Saturday, 7 September 2013
Interest earned on deposits made out of grant received from Govt. for specified purposes with certain restrictions as to usage of such funds and with a condition that such interest would form part of grant can’t be taxed in the hands of the assessee:
Assessee,
a Special Purpose vehicle (SPV), is engaged in the development of SEZ, Diamond
Trading Institution and other such infrastructure
to promote the diamond industry to a worldwide level. During the year under
consideration, assessee received certain interest on FDR from a bank which was
taxed by AO in the hands of the assessee. On appeal, the Hon’ble ITAT observed
that the assessee has been promoted under Industrial Infrastructure Upgradation
Scheme (IIUS) of Central Government for carrying out infrastructural
development in the industrial cluster. Accordingly, the Central Govt. released
certain grant and such funds could have been used only for the prescribed
projects. Such projects couldn’t take off as the notification for declaring SEZ
was not received from Central Govt. and there were no. of hitches in allotment
of land and other Govt. approvals. Hence, the said funds were kept under Escrow
accounts / FDRs with bank. The assessee neither had any entitlement over such
funds nor had the authority to spend the same without the approval of the Govt.

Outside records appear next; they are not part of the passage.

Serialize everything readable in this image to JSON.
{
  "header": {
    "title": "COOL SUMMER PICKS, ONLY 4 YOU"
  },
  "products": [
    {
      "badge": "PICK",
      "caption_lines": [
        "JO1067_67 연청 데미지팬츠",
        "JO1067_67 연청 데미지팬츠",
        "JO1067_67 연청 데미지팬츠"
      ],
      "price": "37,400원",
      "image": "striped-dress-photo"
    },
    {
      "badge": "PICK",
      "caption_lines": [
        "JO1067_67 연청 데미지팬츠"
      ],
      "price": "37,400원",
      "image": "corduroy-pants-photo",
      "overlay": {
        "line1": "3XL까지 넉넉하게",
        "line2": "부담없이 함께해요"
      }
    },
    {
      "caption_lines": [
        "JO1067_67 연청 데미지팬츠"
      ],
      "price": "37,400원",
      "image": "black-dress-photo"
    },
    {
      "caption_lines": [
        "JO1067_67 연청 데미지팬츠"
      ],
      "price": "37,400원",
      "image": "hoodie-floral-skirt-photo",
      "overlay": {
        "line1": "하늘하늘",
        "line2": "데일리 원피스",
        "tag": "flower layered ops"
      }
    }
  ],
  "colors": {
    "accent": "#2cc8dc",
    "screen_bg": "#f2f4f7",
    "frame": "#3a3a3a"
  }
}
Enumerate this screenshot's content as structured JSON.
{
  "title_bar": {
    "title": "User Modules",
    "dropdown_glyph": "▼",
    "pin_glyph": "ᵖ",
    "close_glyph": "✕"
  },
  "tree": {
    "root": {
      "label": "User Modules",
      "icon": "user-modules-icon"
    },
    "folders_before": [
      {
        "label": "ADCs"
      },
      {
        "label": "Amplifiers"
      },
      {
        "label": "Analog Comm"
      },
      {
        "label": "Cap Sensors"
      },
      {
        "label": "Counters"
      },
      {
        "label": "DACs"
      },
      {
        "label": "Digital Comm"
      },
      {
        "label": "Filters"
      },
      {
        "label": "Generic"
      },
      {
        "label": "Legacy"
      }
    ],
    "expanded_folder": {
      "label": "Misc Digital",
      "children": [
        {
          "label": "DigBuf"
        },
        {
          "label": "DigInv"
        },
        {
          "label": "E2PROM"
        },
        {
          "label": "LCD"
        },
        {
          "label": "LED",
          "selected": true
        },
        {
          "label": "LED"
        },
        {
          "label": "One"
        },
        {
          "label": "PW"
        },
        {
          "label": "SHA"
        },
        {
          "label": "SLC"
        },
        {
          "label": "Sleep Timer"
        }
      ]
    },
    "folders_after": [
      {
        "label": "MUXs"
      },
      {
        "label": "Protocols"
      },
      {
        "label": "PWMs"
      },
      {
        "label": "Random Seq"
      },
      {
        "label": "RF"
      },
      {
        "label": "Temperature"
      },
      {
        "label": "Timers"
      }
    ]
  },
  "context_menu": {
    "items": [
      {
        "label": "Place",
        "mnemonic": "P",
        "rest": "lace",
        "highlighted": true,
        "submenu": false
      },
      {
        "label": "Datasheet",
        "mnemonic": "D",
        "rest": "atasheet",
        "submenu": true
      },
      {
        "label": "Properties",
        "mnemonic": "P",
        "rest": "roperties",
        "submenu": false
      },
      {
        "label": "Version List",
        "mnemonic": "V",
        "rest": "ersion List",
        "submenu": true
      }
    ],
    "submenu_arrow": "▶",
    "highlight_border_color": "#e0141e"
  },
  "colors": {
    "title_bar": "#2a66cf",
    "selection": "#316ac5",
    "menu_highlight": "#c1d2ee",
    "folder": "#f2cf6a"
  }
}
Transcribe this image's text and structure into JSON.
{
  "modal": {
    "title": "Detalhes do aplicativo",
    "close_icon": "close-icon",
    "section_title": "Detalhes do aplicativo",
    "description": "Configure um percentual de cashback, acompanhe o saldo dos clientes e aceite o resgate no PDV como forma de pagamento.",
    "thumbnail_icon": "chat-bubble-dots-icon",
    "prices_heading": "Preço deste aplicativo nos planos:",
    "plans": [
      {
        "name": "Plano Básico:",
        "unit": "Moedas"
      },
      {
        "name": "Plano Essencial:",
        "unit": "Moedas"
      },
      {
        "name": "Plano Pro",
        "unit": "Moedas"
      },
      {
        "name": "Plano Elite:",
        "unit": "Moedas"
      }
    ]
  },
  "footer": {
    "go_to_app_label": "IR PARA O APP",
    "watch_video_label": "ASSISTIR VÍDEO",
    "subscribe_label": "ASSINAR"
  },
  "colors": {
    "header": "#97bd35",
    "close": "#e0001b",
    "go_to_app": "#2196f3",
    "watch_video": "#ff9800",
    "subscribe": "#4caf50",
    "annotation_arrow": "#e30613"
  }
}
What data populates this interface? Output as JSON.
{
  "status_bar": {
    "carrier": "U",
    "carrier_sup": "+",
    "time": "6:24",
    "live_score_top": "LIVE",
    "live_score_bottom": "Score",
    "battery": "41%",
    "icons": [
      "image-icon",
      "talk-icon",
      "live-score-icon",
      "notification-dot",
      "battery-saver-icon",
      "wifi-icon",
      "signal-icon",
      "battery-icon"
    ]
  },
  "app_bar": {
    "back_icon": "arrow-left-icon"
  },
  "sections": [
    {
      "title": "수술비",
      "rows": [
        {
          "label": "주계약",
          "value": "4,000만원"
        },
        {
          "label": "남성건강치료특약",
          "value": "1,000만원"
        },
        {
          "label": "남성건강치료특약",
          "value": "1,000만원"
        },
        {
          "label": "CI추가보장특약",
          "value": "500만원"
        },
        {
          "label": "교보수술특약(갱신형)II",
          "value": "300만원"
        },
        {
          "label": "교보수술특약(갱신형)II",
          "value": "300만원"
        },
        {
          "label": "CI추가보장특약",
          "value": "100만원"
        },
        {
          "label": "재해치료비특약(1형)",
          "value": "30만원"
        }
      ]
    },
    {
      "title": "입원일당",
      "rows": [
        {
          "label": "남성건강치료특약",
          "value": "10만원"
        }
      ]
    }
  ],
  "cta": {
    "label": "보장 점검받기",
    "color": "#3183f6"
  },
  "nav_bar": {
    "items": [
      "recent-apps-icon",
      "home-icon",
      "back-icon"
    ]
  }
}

Further, it was also prescribed that interest earned on such grants already
released by the Govt. shall also form part of the central grant limit. Hon’ble
ITAT was of the view that the assessee was merely a custodian and Govt. had
prohibited grant as well as interest from any use except for the prescribed
purposes. In case such project is not materialised, the same has to be repaid
to the respective agencies with interest. The assessee was holding interest
income as trustee of the Govt. Hence, it was held that such interest income
cannot be taxed in the hands of the assessee.
Friday, 6 September 2013
“Principal” portion out of the lease rental which becomes irrecoverable can be claimed as “bad-debts”:
Assessee,
engaged in the business of leasing and hire purchase of equipment, investment,
trading of shares and securities, etc., claimed certain sum as “Bad-debts”
during the year under consideration. AO allowed the “Interest” portion of hire
and lease charges out of total bad-debts but disallowed the “Principal” portion
on the count that the said amount was never offered as income. Hon’ble ITAT
observed that “Interest” portion of lease rental was duly offered as income.
Such interest is a part of debt and hence, part of the debt has been taken into
account in computation of income. Accordingly, conditions stipulated in S.36(2)
stands satisfied. Hence, the assessee was eligible for deduction in respect of
such bad-debts and accordingly, the impugned disallowance was deleted.
Thursday, 5 September 2013
No addition can be made in respect of on-money merely on the basis of third party’s statement recorded u/s 131(1A) and certain notings on rough papers found at third party’s premises during search:
AO
made an addition in respect of on-money paid by the assessee towards purchase
of a land. The Hon’ble ITAT observed that a search was conducted at the
premises of a third party and certain notings on rough papers were found. AO
also recorded statement of a third party u/s 131(1A). On the basis of such
statement and the said notings, AO made the impugned addition. There was no
material or evidence that any on-money was paid by the assessee. Further, the said
land had a registered document and the value had been accepted by the
registered authority for the purpose of stamp duty. AO had also not referred
the matter to DVO for determining the market value of the said land as of the
date of registration. Even the statement of the said third party was a
self-serving statement without any supporting evidence. In light of the above,
it was held that such third party evidences cannot be a base for the impugned
addition. Accordingly, the impugned addition was deleted.